All Biblical covenants have signs pointing to aspects/conditions of the covenant and seals, marks of agreement or inclusion in the covenant. Covenants are sealed with initiation rites, bloody ceremonies expressing conditions and penalties of the covenant. The signs have both positive and negative implications.
With Abraham and God, God takes on himself the first sign, walking between the pieces of the slain animals. In this God is saying negatively: ‘If I fail to keep my promises to you, may I be cut in two like these animals.’ and positively: 'I will provide a sacrifice for you.' Abraham takes on the sign of circumcision, and in this he is saying (and likewise all his offspring), positively "As the foreskin is separated, so shall God separate me from my sin." and negatively, "As the foreskin is separated from my body, so shall I be from God's people if I fail to trust in him."
Baptism thus carries a similar symbolism, it is not merely the sign of our burial in Christ, but God's solemn promise to 'remove sin from our body as water washes away dirt.' It is in effect, analog to circumcision without the blood, and points to the once-for-all blood shed on the cross. But circumcision also has a negative implication, it is a sign not only of salvation, but of wrath.
For Noah and his family, the flood was actually salvation from sin, but for the unbelieving world, it was God's wrath. Baptism thus also serves this negative sign, it promises wrath to those who partake of the covenant sign, and fail to fulfill the covenant conditions. (As Calvin 1, Turretin 2, Hodge 3, etc explain.)
It is with this understanding that the warning passages in Hebrews take on true significance. These are not hypotheticals, they're not pointing to a true 'loss of salvation', both of which ignore the covenantal foundation of the book. Rather, the warning passages promise a cutting off of people from the covenant people of God for one thing, a failure to believe.
This also makes sense of the difficult passages in 1 Peter and explains why the flood is tied to baptism. This coventantal continuity and acceptance of the overarching themes and structures established by God himself throughout redemptive history is what caused me to become a paedobaptist. I could not, with good conscience, continue to hold that the New Covenant was such a departure from God's established method of covenant establishment, without express warrant by the Apostles.
In fact, I believe the opposite is seen in their writings. Rather than the suggestion that only those who have the mental and physical ability to mouth certain words should be given the means of grace, we see that God's promise is truly to "you and for your children and for all who are far off, everyone whom the Lord our God calls". This covenantal language expresses the very same structure as that provided to Abraham. The promise is to your and your children (faithful Jews), and to people beyond your race (faithful Gentiles).
Thus Baptism is a sign of God's promise, that depends on a condition, that condition is faith, if one fails to believe (either the adult convert or the infant community member), the flood of God's wrath is promised.

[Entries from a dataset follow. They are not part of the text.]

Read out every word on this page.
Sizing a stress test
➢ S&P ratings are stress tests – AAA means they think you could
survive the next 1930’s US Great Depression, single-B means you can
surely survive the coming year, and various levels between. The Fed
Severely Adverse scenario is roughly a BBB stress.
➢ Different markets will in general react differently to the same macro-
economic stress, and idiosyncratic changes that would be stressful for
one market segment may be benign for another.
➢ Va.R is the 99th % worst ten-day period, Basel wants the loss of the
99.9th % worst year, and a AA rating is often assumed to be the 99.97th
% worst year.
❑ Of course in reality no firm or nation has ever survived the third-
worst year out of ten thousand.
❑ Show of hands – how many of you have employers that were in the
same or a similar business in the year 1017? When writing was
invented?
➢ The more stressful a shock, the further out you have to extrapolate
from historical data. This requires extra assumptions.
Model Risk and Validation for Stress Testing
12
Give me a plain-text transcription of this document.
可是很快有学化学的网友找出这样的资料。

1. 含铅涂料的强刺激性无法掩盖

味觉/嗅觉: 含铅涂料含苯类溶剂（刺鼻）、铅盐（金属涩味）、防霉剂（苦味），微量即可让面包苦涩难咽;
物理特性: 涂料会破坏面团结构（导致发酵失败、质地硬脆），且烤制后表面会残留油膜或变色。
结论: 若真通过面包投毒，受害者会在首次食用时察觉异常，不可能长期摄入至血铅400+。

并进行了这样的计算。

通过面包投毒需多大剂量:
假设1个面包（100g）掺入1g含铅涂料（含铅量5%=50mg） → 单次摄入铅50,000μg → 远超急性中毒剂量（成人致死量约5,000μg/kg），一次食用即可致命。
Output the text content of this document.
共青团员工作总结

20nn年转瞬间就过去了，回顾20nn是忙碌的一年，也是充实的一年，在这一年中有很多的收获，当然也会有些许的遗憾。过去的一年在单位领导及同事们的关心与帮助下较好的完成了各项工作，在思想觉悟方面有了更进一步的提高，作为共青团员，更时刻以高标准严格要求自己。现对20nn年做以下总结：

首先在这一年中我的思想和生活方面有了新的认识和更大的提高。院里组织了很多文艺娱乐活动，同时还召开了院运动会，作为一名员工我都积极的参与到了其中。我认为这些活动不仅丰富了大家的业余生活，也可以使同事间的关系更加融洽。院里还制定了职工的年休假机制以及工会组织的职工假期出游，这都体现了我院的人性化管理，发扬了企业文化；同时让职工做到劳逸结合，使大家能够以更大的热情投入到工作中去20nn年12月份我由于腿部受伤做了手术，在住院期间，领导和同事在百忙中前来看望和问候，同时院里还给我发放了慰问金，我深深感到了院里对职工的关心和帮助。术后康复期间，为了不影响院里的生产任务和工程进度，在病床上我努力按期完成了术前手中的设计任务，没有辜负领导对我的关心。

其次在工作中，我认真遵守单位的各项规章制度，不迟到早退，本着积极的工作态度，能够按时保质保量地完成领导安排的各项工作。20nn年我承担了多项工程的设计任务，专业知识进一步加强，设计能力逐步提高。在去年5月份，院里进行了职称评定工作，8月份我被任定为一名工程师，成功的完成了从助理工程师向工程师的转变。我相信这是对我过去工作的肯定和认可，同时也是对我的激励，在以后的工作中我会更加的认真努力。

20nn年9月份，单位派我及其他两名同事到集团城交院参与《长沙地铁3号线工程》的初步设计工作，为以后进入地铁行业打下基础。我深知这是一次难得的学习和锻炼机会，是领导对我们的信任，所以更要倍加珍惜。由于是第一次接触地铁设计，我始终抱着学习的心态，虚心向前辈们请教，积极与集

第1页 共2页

(1) Ursinus: In their conditions or promises. The law promises eternal life and all good things upon the condition of our own and perfect righteousness, and of obedience in us: the gospel promises the same blessings upon the condition that we exercise faith in Christ, by which we embrace the obedience which another, even Christ, has performed in our behalf; or the gospel teaches that we are justified freely by faith in Christ.
(2) Francis Turretin: Faith is the sole condition of the covenant because under this condition alone pardon of sins and salvation as well as eternal life are promised…
(3) Charles Hodge: The condition of the covenant of grace, so far as adults are concerned, is faith in Christ…. It is in this last sense only that faith is the condition of the covenant of grace. There is no merit in believing. It is only the act of receiving a proffered favour.